Let $\{X_n:n=1,2,\ldots\}$ be a sequence of i.i.d. random variables with finite mean $\mu$ and assume there exists no $d\geqslant0$ such that $\sum_{n=0}^\infty \mathbb P(X_1=nd)=1$ (i.e. the renewal process is non-lattice). Define $S_n = \sum_{i=1}^n x_i$ for positive integers $n$ and $N(t) = \sup\{n: S_n\geqslant t\}$ for $t\geqslant 0$. Let $m(t) = \mathbb E[N(t)]$ be the renewal function.
Blackwell's Theorem states that for all $a\geqslant 0$, $$ \lim_{t\to\infty} m(t+a)-m(t) = \frac a\mu. $$
Let $h:[0,\infty]\to\mathbb R$ be a directly Riemann integrable function, that is $$ \lim_{a\to 0}\ \sum_{n=1}^\infty \sup\{h(t) : (n-1)a\leqslant t\leqslant na\} = \lim_{a\to 0}\ \sum_{n=1}^\infty \inf\{h(t) : (n-1)a\leqslant t\leqslant na\} $$
The Key Renewal Theorem states that $$ \lim_{t\to\infty} \int_0^t h(t-x)\ \mathsf dm(x) = \frac1\mu \int_0^\infty h(t)\ \mathsf dt.\tag1 $$
From Blackwell's Theorem we see that $$ \lim_{a\to 0} \lim_{t\to\infty} \frac{m(t+a)-m(t)}a = \frac1\mu.\tag2 $$ Ross's Stochastic Processes (p. 112) says:
Now assuming that we can justify interchanging the limits, we obtain $$ \lim_{t\to\infty} \frac{\mathsf dm(t)}{\mathsf dt}= \frac1\mu.\tag3 $$ The key renewal theorem is a formalization of the above.

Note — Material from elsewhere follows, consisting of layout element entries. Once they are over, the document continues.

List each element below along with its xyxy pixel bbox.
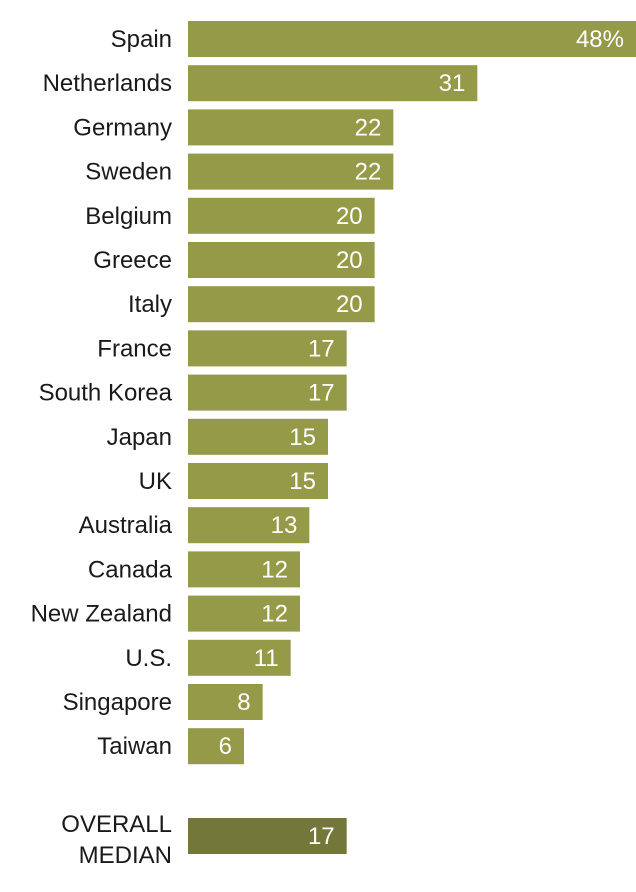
value-label: 12: [261, 601, 288, 628]
bar-u-s-: [188, 639, 291, 676]
category-label: Singapore: [63, 689, 172, 716]
value-label: 48%: [576, 26, 624, 53]
bar-greece: [188, 242, 375, 278]
bar-italy: [188, 286, 375, 323]
bar-germany: [188, 109, 394, 146]
bar-canada: [188, 551, 300, 588]
median-value-label: 17: [308, 823, 335, 850]
bar-australia: [188, 507, 310, 544]
value-label: 17: [308, 335, 335, 362]
bar-uk: [188, 463, 328, 499]
value-label: 13: [271, 512, 298, 539]
category-label: Canada: [88, 556, 173, 583]
value-label: 11: [254, 645, 279, 672]
category-label: New Zealand: [31, 601, 172, 628]
bar-overall-median: [188, 818, 347, 854]
category-label: Italy: [128, 291, 172, 318]
value-label: 20: [336, 291, 363, 318]
value-label: 15: [289, 424, 316, 451]
median-label-line: OVERALL: [61, 811, 172, 838]
value-label: 15: [289, 468, 316, 495]
bar-taiwan: [188, 728, 244, 765]
category-label: Greece: [93, 247, 172, 274]
bar-japan: [188, 418, 328, 455]
category-label: Taiwan: [97, 733, 172, 760]
bar-singapore: [188, 684, 263, 720]
bar-netherlands: [188, 65, 478, 102]
bar-south-korea: [188, 374, 347, 411]
bar-spain: [188, 21, 636, 57]
median-label-line: MEDIAN: [79, 842, 172, 869]
value-label: 20: [336, 247, 363, 274]
category-label: Belgium: [85, 203, 172, 230]
value-label: 22: [355, 114, 382, 141]
value-label: 20: [336, 203, 363, 230]
category-label: South Korea: [39, 380, 173, 407]
value-label: 22: [355, 159, 382, 186]
value-label: 12: [261, 556, 288, 583]
value-label: 31: [439, 70, 466, 97]
category-label: Netherlands: [43, 70, 172, 97]
value-label: 17: [308, 380, 335, 407]
value-label: 6: [219, 733, 232, 760]
category-label: Spain: [111, 26, 172, 53]
category-label: U.S.: [125, 645, 172, 672]
category-label: France: [97, 335, 172, 362]
category-label: Japan: [107, 424, 172, 451]
category-label: UK: [139, 468, 172, 495]
bar-sweden: [188, 153, 394, 190]
bar-belgium: [188, 197, 375, 234]
category-label: Sweden: [85, 159, 172, 186]
value-label: 8: [237, 689, 250, 716]
bar-france: [188, 330, 347, 367]
bar-new-zealand: [188, 595, 300, 632]
category-label: Australia: [79, 512, 173, 539]
category-label: Germany: [73, 114, 172, 141]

I am not sure how to justify the interchange of limits in $(2)$, but it is clear that, assuming $m$ were differentiable, $(3)$ would be the result. However, it is not at all obvious that $m$ should be differentiable, aside from when the $X_i$ are absolutely continuous. See for example this question: Convolution form of the renewal density
I also do not see how one arrives at $(1)$ from $(3)$. Here it seems we must interpret e.g. $\mathsf dm(x)$ in the Riemann-Stieltjes sense, but it is not clear where the relation between the (limiting) convolution of $h$ with $\mathsf dm$ and the integral of $h$ over $[0,\infty)$ comes from. How can we show this rigorously?